Learning to Hash Naturally Sorts
- URL: http://arxiv.org/abs/2201.13322v1
- Date: Mon, 31 Jan 2022 16:19:02 GMT
- Title: Learning to Hash Naturally Sorts
- Authors: Yuming Shen, Jiaguo Yu, Haofeng Zhang, Philip H.S. Torr, Menghan Wang
- Abstract summary: We introduce Naturally-Sorted Hashing (NSH) to train a deep hashing model with sorted results end-to-end.
NSH sort the Hamming distances of samples' hash codes and accordingly gather their latent representations for self-supervised training.
We describe a novel Sorted Noise-Contrastive Estimation (SortedNCE) loss that selectively picks positive and negative samples for contrastive learning.

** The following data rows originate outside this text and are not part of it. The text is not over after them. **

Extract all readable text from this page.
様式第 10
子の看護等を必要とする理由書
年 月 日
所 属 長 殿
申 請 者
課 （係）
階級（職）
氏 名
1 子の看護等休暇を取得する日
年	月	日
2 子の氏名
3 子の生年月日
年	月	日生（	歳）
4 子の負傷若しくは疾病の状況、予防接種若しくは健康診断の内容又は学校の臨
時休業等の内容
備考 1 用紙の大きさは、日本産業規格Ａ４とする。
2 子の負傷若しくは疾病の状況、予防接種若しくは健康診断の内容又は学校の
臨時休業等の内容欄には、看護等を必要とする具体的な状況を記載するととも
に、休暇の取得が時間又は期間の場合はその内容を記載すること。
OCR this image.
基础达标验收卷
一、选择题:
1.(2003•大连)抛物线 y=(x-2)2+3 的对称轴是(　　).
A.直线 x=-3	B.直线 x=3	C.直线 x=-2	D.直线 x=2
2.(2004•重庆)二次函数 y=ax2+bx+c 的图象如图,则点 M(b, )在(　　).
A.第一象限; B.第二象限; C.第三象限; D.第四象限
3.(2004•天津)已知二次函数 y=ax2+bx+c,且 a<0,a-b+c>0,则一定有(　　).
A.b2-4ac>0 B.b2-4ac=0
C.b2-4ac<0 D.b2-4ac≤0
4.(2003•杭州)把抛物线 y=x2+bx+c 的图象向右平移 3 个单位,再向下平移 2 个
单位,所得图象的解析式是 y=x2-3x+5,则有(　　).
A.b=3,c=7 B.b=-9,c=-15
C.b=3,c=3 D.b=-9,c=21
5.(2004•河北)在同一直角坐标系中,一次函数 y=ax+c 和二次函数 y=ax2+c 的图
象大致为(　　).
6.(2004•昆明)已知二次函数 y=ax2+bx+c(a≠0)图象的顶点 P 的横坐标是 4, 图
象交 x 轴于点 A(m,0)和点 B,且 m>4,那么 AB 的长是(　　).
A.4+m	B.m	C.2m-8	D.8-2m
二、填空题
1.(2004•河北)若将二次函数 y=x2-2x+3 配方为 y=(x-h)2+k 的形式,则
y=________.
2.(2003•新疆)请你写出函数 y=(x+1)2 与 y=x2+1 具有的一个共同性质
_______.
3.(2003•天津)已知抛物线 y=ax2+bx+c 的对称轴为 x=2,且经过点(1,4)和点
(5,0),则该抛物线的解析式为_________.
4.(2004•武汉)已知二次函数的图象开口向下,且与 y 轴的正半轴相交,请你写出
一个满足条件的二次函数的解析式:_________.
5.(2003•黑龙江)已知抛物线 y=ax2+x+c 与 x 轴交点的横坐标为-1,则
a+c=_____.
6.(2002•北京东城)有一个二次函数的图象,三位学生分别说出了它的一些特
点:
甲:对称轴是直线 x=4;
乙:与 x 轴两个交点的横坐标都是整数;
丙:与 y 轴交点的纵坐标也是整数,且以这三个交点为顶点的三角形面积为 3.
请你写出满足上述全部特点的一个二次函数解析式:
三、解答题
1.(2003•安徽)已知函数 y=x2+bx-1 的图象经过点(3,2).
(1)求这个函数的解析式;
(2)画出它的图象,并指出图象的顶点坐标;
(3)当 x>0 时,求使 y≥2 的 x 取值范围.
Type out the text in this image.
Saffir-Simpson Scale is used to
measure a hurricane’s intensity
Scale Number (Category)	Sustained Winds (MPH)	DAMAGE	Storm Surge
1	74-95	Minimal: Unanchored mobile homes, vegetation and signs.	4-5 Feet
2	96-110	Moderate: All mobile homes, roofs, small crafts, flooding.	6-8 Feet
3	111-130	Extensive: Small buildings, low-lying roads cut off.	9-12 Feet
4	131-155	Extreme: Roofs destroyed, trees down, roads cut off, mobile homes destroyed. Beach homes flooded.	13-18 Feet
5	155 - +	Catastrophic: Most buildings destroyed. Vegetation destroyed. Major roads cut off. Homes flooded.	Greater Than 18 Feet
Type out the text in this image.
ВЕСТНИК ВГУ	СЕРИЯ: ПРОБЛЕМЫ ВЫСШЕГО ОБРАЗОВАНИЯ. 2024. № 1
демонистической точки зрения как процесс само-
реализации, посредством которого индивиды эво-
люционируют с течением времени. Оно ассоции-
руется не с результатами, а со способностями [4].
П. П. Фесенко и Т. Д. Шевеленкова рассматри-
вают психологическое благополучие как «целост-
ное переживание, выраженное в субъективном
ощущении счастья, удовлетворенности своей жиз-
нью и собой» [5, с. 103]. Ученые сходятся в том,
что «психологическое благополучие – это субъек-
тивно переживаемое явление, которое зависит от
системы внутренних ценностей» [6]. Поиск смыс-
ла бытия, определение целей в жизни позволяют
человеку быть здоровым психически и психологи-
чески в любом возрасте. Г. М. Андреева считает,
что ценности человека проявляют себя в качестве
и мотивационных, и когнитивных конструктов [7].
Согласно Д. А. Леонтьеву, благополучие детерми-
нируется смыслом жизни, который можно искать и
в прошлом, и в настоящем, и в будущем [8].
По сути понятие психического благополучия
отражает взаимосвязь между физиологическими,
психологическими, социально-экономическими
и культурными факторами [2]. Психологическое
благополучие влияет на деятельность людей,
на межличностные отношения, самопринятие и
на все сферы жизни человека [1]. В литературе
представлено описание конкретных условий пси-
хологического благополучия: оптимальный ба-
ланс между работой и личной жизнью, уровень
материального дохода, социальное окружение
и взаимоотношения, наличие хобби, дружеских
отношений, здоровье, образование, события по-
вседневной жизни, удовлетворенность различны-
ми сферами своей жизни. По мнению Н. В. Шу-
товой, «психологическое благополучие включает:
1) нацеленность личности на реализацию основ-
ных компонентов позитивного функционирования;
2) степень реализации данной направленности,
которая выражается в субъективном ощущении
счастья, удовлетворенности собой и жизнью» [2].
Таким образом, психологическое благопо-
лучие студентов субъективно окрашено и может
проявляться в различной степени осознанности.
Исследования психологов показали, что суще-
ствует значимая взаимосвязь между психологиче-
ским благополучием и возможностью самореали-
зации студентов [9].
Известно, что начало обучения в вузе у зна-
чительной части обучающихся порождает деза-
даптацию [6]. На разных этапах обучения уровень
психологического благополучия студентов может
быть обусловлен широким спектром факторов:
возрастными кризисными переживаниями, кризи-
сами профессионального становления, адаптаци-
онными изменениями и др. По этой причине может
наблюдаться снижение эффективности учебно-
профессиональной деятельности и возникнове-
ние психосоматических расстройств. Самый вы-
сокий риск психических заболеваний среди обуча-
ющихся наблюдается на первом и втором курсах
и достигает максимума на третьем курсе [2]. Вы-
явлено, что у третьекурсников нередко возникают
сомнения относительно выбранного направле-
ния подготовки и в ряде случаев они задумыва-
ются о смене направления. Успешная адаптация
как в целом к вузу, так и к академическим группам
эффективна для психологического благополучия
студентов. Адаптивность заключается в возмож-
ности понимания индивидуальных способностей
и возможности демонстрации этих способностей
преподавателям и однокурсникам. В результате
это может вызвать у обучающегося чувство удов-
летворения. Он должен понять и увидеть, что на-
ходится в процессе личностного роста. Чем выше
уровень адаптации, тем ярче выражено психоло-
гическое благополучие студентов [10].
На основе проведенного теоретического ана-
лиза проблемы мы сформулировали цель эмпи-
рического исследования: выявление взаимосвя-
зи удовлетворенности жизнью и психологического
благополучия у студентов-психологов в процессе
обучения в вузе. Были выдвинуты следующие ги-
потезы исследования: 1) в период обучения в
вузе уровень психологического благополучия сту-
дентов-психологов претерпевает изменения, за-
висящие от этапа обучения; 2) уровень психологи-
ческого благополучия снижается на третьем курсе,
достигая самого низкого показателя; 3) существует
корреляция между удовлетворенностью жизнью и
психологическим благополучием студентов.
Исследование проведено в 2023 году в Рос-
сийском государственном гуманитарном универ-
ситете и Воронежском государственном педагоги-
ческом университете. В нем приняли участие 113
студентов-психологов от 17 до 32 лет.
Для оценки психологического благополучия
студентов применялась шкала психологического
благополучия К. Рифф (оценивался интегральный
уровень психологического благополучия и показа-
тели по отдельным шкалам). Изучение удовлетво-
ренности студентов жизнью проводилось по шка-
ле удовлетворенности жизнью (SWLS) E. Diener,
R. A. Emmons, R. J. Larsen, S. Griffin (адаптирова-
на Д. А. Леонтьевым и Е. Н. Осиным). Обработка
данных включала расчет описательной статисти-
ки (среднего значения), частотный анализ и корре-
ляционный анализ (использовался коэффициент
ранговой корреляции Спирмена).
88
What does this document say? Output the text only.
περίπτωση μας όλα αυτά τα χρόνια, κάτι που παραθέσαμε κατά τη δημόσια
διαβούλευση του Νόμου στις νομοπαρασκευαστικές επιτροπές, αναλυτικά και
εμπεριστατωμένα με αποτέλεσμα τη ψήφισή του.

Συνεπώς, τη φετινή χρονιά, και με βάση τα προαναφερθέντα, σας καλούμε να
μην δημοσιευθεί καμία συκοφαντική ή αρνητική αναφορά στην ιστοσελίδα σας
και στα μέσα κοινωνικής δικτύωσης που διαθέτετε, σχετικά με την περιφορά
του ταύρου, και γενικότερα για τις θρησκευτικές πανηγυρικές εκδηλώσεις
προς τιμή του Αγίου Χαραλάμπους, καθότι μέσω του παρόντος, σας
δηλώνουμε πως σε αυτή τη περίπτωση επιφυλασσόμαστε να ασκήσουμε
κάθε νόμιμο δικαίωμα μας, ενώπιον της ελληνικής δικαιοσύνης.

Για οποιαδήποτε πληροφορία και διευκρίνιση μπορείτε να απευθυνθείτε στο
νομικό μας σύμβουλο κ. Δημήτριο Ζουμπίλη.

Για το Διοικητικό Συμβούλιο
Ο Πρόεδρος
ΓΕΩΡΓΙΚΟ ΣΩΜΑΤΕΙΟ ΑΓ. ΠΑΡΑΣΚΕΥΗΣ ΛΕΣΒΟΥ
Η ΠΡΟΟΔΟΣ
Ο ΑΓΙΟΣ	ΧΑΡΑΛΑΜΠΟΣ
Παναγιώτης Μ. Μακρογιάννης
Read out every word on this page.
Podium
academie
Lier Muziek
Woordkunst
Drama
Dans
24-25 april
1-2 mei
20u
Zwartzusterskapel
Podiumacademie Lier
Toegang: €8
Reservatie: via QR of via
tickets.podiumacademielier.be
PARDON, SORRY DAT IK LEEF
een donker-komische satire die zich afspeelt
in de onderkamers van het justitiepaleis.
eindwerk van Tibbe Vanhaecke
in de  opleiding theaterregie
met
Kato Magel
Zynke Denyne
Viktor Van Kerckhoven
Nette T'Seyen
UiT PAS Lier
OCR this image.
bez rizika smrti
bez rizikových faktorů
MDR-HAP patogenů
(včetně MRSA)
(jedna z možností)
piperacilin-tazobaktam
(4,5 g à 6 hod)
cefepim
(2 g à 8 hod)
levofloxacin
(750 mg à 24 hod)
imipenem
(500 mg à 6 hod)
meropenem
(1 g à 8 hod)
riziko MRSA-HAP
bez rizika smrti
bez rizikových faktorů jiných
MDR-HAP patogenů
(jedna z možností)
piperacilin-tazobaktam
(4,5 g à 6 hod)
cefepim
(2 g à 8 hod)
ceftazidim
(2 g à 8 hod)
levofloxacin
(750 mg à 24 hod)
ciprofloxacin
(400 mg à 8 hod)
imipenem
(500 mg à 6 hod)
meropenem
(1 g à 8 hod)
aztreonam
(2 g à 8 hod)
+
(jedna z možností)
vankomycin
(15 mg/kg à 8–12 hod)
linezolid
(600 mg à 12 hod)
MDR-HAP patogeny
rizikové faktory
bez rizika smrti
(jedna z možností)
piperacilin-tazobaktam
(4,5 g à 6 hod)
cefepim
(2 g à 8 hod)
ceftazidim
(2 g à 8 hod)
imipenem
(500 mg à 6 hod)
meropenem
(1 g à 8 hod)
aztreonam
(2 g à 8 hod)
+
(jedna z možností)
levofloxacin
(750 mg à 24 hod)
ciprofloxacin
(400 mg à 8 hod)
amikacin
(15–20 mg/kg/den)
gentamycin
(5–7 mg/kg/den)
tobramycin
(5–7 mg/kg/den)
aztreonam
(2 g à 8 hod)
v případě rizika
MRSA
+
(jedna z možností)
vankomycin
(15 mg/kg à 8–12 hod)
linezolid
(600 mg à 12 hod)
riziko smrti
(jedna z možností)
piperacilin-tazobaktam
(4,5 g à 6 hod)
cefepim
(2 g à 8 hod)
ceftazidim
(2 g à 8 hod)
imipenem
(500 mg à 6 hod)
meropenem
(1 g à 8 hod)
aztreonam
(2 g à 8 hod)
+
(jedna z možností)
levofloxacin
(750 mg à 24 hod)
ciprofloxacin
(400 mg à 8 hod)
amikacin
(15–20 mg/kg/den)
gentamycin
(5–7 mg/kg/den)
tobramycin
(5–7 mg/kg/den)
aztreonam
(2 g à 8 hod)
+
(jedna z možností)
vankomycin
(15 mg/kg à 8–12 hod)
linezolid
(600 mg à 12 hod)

- Score: 84.90210592082829
- License: http://arxiv.org/licenses/nonexclusive-distrib/1.0/
- Abstract: Locality sensitive hashing pictures a list-wise sorting problem. Its testing
metrics, e.g., mean-average precision, count on a sorted candidate list ordered
by pair-wise code similarity. However, scarcely does one train a deep hashing
model with the sorted results end-to-end because of the non-differentiable
nature of the sorting operation. This inconsistency in the objectives of
training and test may lead to sub-optimal performance since the training loss
often fails to reflect the actual retrieval metric. In this paper, we tackle
this problem by introducing Naturally-Sorted Hashing (NSH). We sort the Hamming
distances of samples' hash codes and accordingly gather their latent
representations for self-supervised training. Thanks to the recent advances in
differentiable sorting approximations, the hash head receives gradients from
the sorter so that the hash encoder can be optimized along with the training
procedure. Additionally, we describe a novel Sorted Noise-Contrastive
Estimation (SortedNCE) loss that selectively picks positive and negative
samples for contrastive learning, which allows NSH to mine data semantic
relations during training in an unsupervised manner. Our extensive experiments
show the proposed NSH model significantly outperforms the existing unsupervised
hashing methods on three benchmarked datasets.